А как отбирает и строит свой мир другой, здоровый инстинкт, инстинкт сильных и удавшихся одиночек? Он ставит человека лицом к бездне, делает его, если можно так выразиться, любовником бездны(а любовь к бездне, по-моему, и порождает творчество) и, по Ницше, позволяет ему «использовать ужасные стороны жизни», обращать их себе на пользу, даже если они сами по себе губительны. Он не разрешает человеку забыть о бездне, а, наоборот, все время напоминает ему о ней. Отбор здесь тоже ведет разум, но этот разум, послушный верному инстинкту, занят установлением дистанций, «разверзанием расстояний», созданием иерархии и берет нужное — не себе, а человеку как целому, — отовсюду, от света и от тьмы.

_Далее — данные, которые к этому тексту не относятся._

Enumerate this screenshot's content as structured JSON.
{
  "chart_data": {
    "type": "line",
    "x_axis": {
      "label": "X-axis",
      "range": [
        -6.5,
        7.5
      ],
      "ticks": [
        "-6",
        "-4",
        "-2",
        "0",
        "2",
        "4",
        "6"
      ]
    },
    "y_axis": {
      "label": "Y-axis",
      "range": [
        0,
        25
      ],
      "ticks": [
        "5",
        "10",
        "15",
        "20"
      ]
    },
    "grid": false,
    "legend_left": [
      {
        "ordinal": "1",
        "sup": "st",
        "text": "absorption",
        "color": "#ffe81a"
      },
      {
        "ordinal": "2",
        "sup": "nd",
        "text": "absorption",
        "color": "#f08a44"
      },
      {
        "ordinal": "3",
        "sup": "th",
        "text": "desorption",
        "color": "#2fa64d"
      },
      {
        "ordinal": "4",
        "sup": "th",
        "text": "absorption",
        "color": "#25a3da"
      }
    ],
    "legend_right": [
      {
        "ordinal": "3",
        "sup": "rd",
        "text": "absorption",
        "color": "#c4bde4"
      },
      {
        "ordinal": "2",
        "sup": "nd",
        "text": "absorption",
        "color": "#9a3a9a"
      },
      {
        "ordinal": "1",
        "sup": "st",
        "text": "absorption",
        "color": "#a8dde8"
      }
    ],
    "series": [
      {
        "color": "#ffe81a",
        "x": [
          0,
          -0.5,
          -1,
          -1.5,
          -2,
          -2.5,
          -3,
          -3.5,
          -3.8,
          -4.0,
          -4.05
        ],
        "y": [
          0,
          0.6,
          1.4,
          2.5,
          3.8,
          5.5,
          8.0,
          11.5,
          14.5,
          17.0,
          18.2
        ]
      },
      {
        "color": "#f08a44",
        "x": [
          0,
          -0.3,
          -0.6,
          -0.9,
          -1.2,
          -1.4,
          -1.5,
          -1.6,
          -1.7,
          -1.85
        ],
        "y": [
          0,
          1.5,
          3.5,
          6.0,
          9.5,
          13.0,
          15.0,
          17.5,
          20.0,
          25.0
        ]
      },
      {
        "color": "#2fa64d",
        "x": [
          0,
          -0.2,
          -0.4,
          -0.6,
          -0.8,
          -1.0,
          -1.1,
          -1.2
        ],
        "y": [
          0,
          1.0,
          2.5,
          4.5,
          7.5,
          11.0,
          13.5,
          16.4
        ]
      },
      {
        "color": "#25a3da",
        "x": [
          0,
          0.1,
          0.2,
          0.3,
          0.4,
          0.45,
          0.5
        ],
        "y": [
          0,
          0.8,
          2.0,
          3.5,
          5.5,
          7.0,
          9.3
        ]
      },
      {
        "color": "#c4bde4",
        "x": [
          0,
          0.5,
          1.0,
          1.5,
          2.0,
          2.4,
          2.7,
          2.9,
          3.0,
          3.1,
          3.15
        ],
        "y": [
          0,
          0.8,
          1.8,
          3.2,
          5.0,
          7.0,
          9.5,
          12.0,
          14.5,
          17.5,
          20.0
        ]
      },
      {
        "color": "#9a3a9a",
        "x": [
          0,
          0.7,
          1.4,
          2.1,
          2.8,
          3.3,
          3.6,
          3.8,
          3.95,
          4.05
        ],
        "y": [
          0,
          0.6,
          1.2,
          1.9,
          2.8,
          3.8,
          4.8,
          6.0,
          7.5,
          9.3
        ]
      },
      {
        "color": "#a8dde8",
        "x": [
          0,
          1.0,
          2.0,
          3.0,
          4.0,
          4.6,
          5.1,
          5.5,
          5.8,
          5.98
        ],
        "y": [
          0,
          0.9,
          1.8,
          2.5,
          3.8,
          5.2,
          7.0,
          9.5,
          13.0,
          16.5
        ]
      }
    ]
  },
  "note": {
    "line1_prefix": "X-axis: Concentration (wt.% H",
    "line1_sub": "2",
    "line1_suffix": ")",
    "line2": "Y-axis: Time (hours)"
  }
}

Но зачем разверзать дистанции и устанавливать иерархию? Затем, что дистанция позволяет внутренне отделиться от «толпы», от «стада», «индивидуироваться», а, проще говоря, стать собой, стать личностью. Такое разверзание, по Ницше, необходимо форсировать и как стратегию становления личности — чем больше в ней будет контрастов и противоречий, тем лучше для ее становления (хотя, вероятнее всего, тем хуже для нее как обычного человеческого существа, которым она, конечно, тоже является). Дает ли установление дистанций в обоих смыслах силу — и если дает, то какую?